Volume 10 - Issue 3
Session-dependent Usage Control for Big Data
- Gabriele Baldi
Consiglio Nazionale delle Ricerche, Istituto Informatica e Telematica, Pisa, Italy
gabriele.baldi@iit.cnr.it
- Yair Diaz
German Research Center, Huawei Technologies Dusseldorf GmbH, Munich, Germany
yair.diaz@huawei.com
- Theo Dimitrakos
German Research Center, Huawei Technologies Dusseldorf GmbH, Munich, Germany
theo.dimitrakos@huawei.com
- Fabio Martinelli
Consiglio Nazionale delle Ricerche, Istituto Informatica e Telematica, Pisa, Italy
fabio.martinelli@iit.cnr.it
- Christina Michailidou
Consiglio Nazionale delle Ricerche, Istituto Informatica e Telematica, Pisa, Italy
christina.michailidou@iit.cnr.it
- Paolo Mori
Consiglio Nazionale delle Ricerche, Istituto Informatica e Telematica, Pisa, Italy
paolo.mori@iit.cnr.it
- Oleksii Osliak
Consiglio Nazionale delle Ricerche, Istituto Informatica e Telematica, Pisa, Italy
oleksii.osliak@iit.cnr.it
- Andrea Saracino
Consiglio Nazionale delle Ricerche, Istituto Informatica e Telematica, Pisa, Italy
andrea.saracino@iit.cnr.it
Keywords: Big Data, Usage Control, Access Control, Hadoop
Abstract
Business strategies are increasingly driven by the integrated analysis of huge volumes of heterogeneous
data, coming from different sources such for example social media or Internet of Things
devices.
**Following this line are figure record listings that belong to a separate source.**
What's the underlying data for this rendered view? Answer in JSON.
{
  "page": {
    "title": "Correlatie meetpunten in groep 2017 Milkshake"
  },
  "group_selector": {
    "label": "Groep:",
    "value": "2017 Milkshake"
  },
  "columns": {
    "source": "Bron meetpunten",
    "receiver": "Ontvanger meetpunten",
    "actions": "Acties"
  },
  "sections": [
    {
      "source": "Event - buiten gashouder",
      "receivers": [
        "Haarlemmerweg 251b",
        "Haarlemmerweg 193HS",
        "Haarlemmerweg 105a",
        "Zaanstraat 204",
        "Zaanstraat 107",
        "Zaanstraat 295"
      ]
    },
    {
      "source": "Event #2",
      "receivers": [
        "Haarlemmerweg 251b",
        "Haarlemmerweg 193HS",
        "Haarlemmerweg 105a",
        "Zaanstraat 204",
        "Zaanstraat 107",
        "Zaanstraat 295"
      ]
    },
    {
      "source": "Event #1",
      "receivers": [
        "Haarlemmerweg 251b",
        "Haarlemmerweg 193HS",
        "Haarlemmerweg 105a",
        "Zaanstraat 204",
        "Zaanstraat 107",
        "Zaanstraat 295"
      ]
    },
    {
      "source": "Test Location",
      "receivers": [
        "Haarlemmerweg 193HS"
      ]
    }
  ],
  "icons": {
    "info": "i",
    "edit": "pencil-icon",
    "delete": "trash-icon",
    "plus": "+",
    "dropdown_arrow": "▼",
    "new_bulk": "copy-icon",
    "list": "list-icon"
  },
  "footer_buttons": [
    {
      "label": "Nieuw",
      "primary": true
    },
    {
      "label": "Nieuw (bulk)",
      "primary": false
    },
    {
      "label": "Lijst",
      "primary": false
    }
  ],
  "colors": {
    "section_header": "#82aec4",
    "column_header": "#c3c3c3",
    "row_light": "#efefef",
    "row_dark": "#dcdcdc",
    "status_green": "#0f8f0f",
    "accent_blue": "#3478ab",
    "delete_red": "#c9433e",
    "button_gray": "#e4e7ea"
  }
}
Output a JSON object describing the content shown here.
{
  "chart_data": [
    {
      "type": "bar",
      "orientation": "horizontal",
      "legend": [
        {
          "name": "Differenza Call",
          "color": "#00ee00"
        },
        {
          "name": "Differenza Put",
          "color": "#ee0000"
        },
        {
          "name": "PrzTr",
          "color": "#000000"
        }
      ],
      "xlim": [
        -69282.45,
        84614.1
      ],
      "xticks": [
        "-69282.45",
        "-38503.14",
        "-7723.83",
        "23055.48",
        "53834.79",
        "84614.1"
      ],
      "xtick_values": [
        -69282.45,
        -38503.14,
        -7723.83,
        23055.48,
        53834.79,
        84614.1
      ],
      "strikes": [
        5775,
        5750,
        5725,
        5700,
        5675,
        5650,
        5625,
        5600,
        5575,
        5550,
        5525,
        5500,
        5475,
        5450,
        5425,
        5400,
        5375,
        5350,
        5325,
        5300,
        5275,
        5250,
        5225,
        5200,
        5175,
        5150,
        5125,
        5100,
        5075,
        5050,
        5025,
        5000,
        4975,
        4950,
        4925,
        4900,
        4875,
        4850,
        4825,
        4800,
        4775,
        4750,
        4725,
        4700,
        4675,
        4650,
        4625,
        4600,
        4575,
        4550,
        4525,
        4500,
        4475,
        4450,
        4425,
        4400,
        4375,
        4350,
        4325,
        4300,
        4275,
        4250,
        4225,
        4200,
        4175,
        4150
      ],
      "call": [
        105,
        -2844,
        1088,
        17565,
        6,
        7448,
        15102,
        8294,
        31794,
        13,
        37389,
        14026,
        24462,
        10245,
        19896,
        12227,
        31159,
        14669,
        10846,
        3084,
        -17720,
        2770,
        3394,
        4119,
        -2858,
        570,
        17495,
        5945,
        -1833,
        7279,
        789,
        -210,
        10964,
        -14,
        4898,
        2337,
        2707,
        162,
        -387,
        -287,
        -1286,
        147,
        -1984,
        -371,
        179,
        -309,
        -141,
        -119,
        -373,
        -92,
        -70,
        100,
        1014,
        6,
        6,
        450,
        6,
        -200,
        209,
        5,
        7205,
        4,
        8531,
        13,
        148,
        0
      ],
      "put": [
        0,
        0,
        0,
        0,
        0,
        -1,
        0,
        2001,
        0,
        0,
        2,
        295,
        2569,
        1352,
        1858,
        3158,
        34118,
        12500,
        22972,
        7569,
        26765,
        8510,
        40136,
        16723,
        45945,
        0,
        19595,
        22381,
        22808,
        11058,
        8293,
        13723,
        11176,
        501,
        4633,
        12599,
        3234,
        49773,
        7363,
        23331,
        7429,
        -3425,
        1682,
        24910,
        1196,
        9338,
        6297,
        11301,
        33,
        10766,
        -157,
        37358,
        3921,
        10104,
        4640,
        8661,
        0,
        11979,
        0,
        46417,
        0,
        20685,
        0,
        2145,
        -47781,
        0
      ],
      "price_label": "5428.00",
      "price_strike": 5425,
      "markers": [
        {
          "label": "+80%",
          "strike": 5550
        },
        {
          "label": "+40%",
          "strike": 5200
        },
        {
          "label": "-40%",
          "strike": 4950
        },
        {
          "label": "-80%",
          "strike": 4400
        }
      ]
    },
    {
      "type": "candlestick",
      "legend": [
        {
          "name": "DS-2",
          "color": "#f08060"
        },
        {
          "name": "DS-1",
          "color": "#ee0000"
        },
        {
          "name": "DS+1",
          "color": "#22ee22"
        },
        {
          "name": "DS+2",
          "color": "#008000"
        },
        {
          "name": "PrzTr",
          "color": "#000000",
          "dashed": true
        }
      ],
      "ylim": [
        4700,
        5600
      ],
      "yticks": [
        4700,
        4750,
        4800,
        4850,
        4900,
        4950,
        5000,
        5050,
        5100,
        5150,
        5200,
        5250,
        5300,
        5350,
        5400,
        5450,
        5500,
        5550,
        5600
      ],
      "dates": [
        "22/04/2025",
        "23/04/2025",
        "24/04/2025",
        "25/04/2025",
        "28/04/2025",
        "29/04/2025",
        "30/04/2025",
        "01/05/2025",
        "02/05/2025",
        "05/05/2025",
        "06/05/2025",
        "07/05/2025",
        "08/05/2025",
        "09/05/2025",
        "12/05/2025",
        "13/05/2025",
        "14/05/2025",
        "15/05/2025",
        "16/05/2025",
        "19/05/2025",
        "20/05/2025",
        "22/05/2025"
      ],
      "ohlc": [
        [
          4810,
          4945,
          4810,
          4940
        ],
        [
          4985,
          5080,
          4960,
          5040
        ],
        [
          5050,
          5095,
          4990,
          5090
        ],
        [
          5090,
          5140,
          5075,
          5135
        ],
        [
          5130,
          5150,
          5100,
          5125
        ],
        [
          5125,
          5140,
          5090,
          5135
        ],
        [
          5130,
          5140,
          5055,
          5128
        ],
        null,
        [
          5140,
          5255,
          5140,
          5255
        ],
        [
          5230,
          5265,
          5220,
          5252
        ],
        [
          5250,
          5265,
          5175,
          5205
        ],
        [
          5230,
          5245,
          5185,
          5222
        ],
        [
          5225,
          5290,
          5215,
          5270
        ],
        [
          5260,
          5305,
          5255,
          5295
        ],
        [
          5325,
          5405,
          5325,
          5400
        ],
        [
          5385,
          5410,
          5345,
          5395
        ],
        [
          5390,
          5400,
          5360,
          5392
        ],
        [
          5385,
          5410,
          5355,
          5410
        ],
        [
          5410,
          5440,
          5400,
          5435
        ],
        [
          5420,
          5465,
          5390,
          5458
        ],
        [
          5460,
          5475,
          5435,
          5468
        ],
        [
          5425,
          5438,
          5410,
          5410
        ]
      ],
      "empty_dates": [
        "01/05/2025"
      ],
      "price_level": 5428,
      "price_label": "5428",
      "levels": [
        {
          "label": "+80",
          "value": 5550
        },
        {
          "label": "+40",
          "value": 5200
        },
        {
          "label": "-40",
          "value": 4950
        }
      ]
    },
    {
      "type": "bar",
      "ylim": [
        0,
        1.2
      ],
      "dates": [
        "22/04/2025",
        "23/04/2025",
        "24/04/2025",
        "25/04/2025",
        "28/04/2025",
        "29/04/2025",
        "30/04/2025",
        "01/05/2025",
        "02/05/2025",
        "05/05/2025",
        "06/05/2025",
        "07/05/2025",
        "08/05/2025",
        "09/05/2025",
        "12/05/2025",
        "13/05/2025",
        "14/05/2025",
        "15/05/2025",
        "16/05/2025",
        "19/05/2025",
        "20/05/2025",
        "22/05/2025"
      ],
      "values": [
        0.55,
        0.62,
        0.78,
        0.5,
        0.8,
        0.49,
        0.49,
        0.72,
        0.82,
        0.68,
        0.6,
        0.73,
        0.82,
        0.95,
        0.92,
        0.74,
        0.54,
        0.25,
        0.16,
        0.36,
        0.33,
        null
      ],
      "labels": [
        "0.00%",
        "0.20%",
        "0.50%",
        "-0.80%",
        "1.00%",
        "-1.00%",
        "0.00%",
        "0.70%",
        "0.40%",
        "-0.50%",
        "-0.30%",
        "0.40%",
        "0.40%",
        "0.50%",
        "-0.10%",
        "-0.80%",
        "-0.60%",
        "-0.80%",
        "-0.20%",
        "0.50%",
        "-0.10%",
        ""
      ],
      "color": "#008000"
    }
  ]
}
The so called Big Data are considered as relevant assets by companies and organizations,
since they can be analysed to create new valuable knowledge and insights that could help managers
in their strategic decisions. The full potential of Big Data could be realized if the information was
coming from several distinct sources, with different characteristics and target audience. Although,
data producers are not always willing to share their data with other companies due to lack of trust
and the absence of a data protection framework which can be adopted in a Big Data environment. In
this work, we present BigUCON, a framework which exploits the Usage Control paradigm in order
to provide an enhanced, expressive and flexible authorization support for data protection within the
aforementioned environment. The framework is integrated in Apache Hadoop, a software library
which provides the infrastructure for storing, mining and processing large data sets through a collection
of open-source software.